Saturday, 29 August 2015

African Wildcat kills all our chickens

Monday, 24 August 2015

The day started with thunder in the distance, an omen for events that would unfurl that day. I set up nets for the mornings bird capture session as lightning played on the hills to the south. It is August, still winter, but minimum temperature for the day would be 17 degrees – sometimes the maximum for a warm day. Eventually the berg winds bringing hot, compressed air from the arid interior dispersed the storm clouds. I'd caught a Cape Rockjumper and needed to head home.

Scanning the day's headlines I noticed ISIS had blown up another historic memorial; refugees were storming Europe; people were committing suicide due to the Ashley Madison data leak; and stock markets were plummeting. Echoes of a world on the brink.

On attempting to settle down to write the conservation assessment for Cape Rockjumpers, I heard Elena's shouts from the chicken coop. Heading to the kitchen window I saw Elena and Anja running back to the house.

“There's a wildcat in the chicken coop; all the chickens are dead!” was the news.

The wildcat had apparently climbed up some shade cloth we had over the main window of the coop and squeezed in through a narrow gap. The smooth window on the inside prevented it from escaping. It was very thin, with a lame back left leg. Clearly a desperate individual. During its time in the coop it had killed our four chickens and the rooster.

After the volunteers and researchers had had a look we opened the door and let it go.

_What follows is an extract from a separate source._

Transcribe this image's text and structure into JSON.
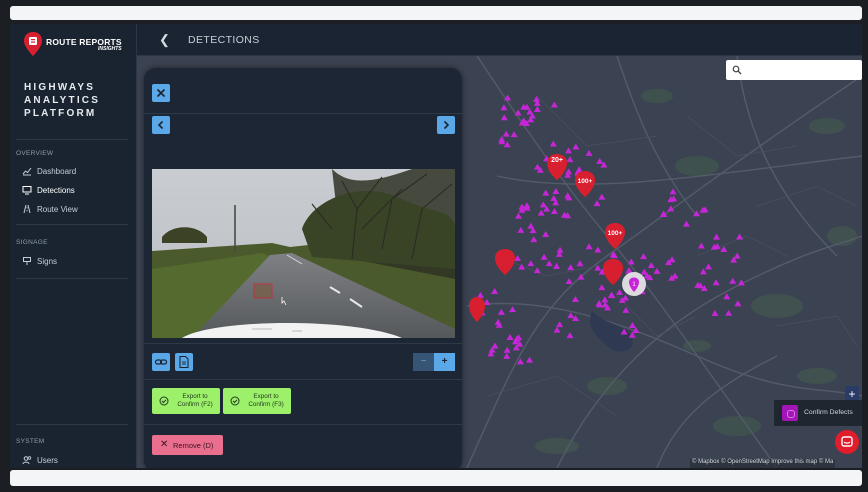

We placed the dead chickens near a camera trap to see if the cat or any other wildlife would return to feed.

These are the results after 5 nights.

The dead chickens laid out at the camera trap

A common duiker is the first to pass the scene

Then a Cape Grey Mongoose (look left)...

The mongoose drags the dark chicken away to the cover of bushes

A Hare passes by during the night

Then there is no activity for 3 nights until the return of the African Wildcat

The wildcat simply smells the chickens, perhaps too ripe by now, and moves on

The next day there is no evidence the wildcat has been feeding on the chickens, a common Duiker passes by

We will miss the fresh eggs from our free range chickens, but events like this are part of life if living on a nature reserve: we cannot complain.


  1. That leg is totally atrophied. Poor soul.

    Store eggs are going to taste sad after home grown.

    no vultures?

  2. Better that you put the dead chickens to use rather than throw away. You had some interesting results but I too might have expected vultures?

    1. Thanks Phil. Sadly vultures are almost never seen in my part of the world. While there is a relic Cape Vulture colony in the W Cape, most vultures strongholds are in the eastern parts of South Africa.